Capital One leads in the financial realm for voice-enabled services. Tasks such as checking your balance, tracking your spending, and paying your bill become simple and instantaneous. You’re able to simply link your account with an option to create a personal key.

“What is the difference between APY and APR?” “What is a credit limit?”

Samsung SmartThings (home services)

SmartThings teaches your home a few tricks to simplify life — such as setting alarms for when you wake up, turning on lights, locking doors, and turning down the thermostat. It can set video alerts if there’s unexpected activity or a water leak.

“How to use Smart Things app”

Kayak Booking Assistance (travel and hospitality)

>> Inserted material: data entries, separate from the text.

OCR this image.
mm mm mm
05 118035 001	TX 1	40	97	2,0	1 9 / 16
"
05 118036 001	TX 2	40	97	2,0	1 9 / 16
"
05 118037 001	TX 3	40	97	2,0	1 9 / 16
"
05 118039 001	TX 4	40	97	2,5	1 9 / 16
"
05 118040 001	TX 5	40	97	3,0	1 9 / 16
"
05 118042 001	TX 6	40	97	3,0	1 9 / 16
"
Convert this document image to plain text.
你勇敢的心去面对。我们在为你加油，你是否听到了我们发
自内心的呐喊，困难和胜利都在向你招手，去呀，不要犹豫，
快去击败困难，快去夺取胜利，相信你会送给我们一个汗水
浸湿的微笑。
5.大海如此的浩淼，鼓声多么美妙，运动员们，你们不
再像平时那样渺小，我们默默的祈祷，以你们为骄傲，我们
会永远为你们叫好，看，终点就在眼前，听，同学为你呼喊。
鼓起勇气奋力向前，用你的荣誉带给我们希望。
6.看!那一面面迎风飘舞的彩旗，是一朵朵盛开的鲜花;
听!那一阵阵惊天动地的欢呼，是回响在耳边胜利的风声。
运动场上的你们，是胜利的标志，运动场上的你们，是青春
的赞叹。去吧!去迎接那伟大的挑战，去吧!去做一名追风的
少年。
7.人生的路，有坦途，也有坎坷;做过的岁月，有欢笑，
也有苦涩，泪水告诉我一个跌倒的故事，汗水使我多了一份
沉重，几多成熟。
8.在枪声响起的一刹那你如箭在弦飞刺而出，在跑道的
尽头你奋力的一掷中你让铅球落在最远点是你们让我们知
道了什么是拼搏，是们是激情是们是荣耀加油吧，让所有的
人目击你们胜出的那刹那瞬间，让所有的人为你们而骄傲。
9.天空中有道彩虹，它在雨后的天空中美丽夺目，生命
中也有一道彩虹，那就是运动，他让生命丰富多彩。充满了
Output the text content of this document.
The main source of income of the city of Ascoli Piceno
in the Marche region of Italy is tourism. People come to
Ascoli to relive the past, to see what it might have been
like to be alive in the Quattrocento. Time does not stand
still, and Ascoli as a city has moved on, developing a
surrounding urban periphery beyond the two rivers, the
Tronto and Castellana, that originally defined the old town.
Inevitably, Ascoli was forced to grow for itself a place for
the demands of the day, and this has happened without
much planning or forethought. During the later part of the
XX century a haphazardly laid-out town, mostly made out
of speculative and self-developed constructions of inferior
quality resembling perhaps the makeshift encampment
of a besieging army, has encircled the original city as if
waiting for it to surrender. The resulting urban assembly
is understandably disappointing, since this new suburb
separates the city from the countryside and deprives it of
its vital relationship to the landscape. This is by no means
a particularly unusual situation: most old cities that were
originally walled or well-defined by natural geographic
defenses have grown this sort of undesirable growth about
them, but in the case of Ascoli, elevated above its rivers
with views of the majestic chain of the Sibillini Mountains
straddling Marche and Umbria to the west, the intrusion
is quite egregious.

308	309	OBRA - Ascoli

Kayak’s new Alexa skill allows consumers to check the price of flights and hotels. Instead of having to look for the best deals, they are able to receive a curated verbal response versus having to read and compare prices online.

“what is the closest airport to yellowstone national park?” “how much is a rental car per day?”

Whirlpool Smart Countertop Oven (home appliances)

The smart oven recognizes food and adjusts cooking time and temperature. It also allows you to use voice commands to control the range by preheating the oven and receiving status notifications when food is ready.

“how long should your washer run?” “how to defrost a freezer” “what is the perm press cycle?”

Taking Action: Next Steps for Exploring Voice

Spoken content is organic, arises from human interactions and needs, and is inherently messier than written and visual content. Companies can turn this challenge into an opportunity by following these principles:

  • Ensure the action enhances the experience

  • Imbue voice interactions with your brand’s personality

  • Assure the voice interactions get smarter and more responsive

  • Prioritize voice on digital platforms

  • Explore opportunities with inclusivity and accessibility

Make voice experiences a part of your product roadmap and take the next steps in your omni-channel strategy with these actions:

  1. Consider how voice could augment touchpoints on your current customer journey. How could voice add value to your customer interactions?

  2. Learn the rules of engagement in conversational commerce. Deepen your experience to the types of conversations your customers want to have — build a chatbot, create surveys to learn more.

  3. Review whether your search activity is optimized for voice. Do you have a keyword strategy to capitalize on conversational search terms?

  4. Experiment with voice user interfaces. Test and learn through different skills such as Alexa to explore how you can provide value to your customers and help them engage in new behaviors.

  5. Identify your customer’s deciding factors. Determine what’s at stake for your consumer — what do they care about, and what would make them eager to interact with voice technology?